For nearly two decades, the International Center for Biosaline Agriculture (ICBA) in Dubai has been exploring how flora and fauna can survive in areas with low water and soil quality in unfavourable climates called ‘marginal environments’.
“We already have 1.7 billion people right now or more living in such environments, but with more places being converted and desertified more and more places will look like the UAE making, the work of ICBA more important for the rest of the world,” said Mai Shalaby, the institution’s curator of the Emirates Soil Museum.
The research centre is digging deep with their work to adapt marginal environments and make them capable of sustaining life.
One of its techniques involves enhancing the quantity of bacteria and fungi in desert sediments to create a stronger network of water and nutrients to feed plants.
It is also improving on a 2000-year-old practice of converting the region’s plentiful date palm waste into biochar.
This charcoal is produced by burning palm bio-residue into a dense nutrient conditioner for soil adding carbon, a critical element to develop sand into life-sustaining soil.
Innovative nanotechnology
Climate-technology company ‘Desert Control’ is looking to speed up this process of making sand more hospitable for vegetation with liquid nano-clay or LNC.
It says their miracle mix can turn desert sand into seeding and planting ready fertile soil in about seven hours instead of seven years naturally over time.
This technology coats sand grains to create micropores and surface tension like a net that can prevent water and nutrients from seeping down and away from plant roots.
“We can convert half a hectare of Arabian land in one day,” said Dr.
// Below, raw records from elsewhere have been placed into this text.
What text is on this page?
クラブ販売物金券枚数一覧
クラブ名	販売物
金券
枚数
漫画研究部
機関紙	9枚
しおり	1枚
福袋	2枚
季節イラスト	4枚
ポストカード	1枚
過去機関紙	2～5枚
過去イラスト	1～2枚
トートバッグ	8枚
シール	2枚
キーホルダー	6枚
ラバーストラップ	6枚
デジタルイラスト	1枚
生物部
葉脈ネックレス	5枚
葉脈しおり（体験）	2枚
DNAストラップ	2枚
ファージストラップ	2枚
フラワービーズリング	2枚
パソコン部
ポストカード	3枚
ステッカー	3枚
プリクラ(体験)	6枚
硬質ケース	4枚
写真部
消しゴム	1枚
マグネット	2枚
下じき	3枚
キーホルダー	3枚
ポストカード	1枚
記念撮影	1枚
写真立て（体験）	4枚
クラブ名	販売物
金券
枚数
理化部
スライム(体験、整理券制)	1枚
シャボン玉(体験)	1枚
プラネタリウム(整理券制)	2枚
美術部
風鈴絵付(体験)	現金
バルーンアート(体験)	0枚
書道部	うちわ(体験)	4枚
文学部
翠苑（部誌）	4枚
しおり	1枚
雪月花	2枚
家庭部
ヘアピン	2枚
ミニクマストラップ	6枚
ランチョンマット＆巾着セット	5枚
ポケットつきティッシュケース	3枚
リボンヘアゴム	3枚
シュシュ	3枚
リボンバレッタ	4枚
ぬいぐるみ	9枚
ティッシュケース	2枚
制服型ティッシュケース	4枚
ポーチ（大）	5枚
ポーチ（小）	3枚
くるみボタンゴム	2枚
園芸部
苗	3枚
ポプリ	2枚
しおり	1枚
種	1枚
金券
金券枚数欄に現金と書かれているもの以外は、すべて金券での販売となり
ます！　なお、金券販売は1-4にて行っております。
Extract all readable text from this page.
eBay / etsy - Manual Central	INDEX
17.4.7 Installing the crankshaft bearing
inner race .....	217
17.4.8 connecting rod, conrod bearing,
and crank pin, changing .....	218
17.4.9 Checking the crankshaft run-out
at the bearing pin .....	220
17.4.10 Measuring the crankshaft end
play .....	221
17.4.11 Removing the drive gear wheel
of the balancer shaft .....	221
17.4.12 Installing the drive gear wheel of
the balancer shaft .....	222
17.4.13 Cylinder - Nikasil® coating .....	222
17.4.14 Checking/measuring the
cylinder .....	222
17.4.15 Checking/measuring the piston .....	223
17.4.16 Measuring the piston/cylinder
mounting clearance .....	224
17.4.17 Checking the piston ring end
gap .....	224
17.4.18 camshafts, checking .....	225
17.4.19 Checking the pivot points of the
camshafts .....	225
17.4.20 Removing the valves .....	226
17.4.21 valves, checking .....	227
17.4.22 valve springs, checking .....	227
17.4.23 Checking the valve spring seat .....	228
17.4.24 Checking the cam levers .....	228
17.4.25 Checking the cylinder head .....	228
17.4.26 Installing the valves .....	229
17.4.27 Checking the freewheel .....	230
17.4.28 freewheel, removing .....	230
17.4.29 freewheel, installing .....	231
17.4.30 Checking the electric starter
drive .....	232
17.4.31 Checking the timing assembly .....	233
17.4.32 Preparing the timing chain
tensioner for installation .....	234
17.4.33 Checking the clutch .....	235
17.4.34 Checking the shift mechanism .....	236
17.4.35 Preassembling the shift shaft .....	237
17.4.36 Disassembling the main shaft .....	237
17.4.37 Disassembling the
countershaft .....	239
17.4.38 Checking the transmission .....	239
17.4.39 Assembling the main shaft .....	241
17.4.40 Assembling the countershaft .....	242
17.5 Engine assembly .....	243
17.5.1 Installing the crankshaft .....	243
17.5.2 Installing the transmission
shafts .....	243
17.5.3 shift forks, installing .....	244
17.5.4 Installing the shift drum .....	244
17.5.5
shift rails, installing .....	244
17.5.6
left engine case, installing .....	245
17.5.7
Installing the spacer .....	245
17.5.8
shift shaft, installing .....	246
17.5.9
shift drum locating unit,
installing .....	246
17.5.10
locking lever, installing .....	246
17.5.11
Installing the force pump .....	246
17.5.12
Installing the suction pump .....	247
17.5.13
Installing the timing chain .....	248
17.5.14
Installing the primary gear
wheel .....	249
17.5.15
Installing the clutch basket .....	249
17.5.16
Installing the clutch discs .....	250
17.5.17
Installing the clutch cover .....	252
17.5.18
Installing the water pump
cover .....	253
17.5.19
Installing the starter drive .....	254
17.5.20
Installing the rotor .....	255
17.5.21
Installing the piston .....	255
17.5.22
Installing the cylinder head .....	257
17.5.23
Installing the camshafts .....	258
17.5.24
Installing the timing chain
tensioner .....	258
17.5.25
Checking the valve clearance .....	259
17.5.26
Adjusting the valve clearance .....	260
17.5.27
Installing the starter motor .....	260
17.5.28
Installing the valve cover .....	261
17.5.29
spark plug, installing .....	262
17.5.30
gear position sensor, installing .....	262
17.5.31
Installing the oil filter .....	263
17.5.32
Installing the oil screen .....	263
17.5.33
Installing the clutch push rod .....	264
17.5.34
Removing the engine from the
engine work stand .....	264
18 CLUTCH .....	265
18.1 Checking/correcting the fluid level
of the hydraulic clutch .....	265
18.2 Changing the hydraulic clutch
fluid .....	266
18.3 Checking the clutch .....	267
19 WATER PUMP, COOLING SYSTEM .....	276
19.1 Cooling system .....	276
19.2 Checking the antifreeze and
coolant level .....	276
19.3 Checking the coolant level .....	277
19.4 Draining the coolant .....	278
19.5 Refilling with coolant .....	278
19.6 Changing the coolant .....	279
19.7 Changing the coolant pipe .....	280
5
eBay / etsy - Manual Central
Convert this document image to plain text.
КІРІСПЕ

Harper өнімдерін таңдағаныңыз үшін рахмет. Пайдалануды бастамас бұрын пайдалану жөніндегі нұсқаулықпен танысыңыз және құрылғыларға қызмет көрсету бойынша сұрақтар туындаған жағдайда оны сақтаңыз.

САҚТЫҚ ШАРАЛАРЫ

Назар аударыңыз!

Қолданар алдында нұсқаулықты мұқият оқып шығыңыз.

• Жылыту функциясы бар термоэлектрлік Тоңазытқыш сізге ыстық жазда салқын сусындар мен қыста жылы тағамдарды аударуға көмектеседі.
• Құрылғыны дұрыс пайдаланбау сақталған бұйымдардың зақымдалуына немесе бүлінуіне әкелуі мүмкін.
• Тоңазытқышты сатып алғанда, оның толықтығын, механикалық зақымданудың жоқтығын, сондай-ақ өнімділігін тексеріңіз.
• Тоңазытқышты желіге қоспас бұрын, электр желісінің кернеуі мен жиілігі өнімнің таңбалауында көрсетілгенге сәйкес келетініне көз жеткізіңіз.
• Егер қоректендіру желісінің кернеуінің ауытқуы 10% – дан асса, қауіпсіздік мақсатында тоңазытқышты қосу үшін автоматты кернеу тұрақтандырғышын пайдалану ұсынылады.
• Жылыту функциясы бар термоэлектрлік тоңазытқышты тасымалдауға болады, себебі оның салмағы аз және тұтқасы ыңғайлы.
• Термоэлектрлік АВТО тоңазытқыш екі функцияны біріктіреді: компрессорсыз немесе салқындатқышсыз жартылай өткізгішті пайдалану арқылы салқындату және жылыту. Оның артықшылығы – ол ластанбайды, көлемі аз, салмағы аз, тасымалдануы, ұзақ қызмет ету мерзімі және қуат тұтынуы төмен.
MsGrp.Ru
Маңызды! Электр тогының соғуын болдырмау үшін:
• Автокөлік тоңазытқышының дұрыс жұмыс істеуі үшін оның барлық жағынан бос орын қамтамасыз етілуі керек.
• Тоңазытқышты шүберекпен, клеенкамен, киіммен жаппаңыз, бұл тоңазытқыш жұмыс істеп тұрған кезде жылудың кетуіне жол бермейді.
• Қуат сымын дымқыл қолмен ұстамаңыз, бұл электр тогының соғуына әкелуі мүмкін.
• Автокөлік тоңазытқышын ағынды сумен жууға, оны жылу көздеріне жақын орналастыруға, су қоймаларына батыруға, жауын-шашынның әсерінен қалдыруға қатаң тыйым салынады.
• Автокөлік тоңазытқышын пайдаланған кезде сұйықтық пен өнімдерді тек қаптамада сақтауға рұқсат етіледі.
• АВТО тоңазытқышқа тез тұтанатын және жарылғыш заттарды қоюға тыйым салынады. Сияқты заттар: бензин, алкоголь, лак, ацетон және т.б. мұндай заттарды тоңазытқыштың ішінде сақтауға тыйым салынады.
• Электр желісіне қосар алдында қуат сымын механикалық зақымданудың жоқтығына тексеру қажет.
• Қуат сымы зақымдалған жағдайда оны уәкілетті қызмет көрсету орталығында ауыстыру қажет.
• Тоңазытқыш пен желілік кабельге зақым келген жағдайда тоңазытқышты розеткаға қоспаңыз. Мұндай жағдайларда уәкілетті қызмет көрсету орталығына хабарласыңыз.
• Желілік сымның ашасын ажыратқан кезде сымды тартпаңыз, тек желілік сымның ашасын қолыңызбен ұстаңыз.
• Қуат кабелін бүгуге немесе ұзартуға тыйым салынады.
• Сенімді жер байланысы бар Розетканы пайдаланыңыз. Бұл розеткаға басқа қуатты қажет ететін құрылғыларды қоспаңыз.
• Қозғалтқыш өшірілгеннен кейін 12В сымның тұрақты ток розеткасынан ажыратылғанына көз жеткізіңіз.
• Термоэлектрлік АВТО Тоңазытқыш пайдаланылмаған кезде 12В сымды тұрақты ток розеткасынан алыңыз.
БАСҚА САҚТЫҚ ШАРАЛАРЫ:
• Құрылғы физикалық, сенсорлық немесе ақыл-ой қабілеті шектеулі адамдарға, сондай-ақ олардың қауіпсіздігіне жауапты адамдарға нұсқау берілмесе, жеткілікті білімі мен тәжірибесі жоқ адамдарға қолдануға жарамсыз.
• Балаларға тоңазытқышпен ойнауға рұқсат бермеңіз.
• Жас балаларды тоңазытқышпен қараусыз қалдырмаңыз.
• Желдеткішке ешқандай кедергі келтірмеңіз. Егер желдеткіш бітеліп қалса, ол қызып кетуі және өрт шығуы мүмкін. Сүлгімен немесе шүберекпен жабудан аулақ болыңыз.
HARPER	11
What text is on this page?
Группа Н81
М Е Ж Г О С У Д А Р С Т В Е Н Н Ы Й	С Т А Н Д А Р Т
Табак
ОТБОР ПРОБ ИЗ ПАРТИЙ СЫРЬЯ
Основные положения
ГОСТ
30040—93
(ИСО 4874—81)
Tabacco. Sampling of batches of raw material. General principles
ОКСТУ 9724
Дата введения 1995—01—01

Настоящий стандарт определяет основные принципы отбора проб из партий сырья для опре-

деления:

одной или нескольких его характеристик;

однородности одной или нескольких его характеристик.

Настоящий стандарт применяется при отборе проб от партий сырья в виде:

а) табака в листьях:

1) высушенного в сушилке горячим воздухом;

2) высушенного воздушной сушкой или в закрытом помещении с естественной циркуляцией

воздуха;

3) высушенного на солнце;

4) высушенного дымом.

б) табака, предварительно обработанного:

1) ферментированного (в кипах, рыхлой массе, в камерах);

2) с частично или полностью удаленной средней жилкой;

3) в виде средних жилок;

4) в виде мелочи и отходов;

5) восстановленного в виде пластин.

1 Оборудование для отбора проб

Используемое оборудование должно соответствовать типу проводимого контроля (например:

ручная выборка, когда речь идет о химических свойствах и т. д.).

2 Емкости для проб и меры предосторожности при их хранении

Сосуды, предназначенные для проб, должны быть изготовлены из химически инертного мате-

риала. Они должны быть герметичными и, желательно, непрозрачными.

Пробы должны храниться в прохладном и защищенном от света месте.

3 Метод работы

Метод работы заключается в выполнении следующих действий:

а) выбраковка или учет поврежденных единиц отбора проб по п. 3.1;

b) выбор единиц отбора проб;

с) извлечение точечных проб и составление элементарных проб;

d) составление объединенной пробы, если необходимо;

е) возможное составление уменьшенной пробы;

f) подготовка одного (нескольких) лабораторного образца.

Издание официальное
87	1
Orn Supaphol, a Lead Soil Scientist at Desert Control who demonstrated the quick application procedure on desert sand.
Currently, they have one LNC production unit with a capacity of 100,000 litres per day.
After fundraising nearly 20 million Euros to scale up, Desert Control plans to add two more units to their green fleet this year and expand in the UAE and to Saudi Arabia.
In time, their goal is to provide a solution for the entire world as water scarcity, populations, and desertification continue to rise.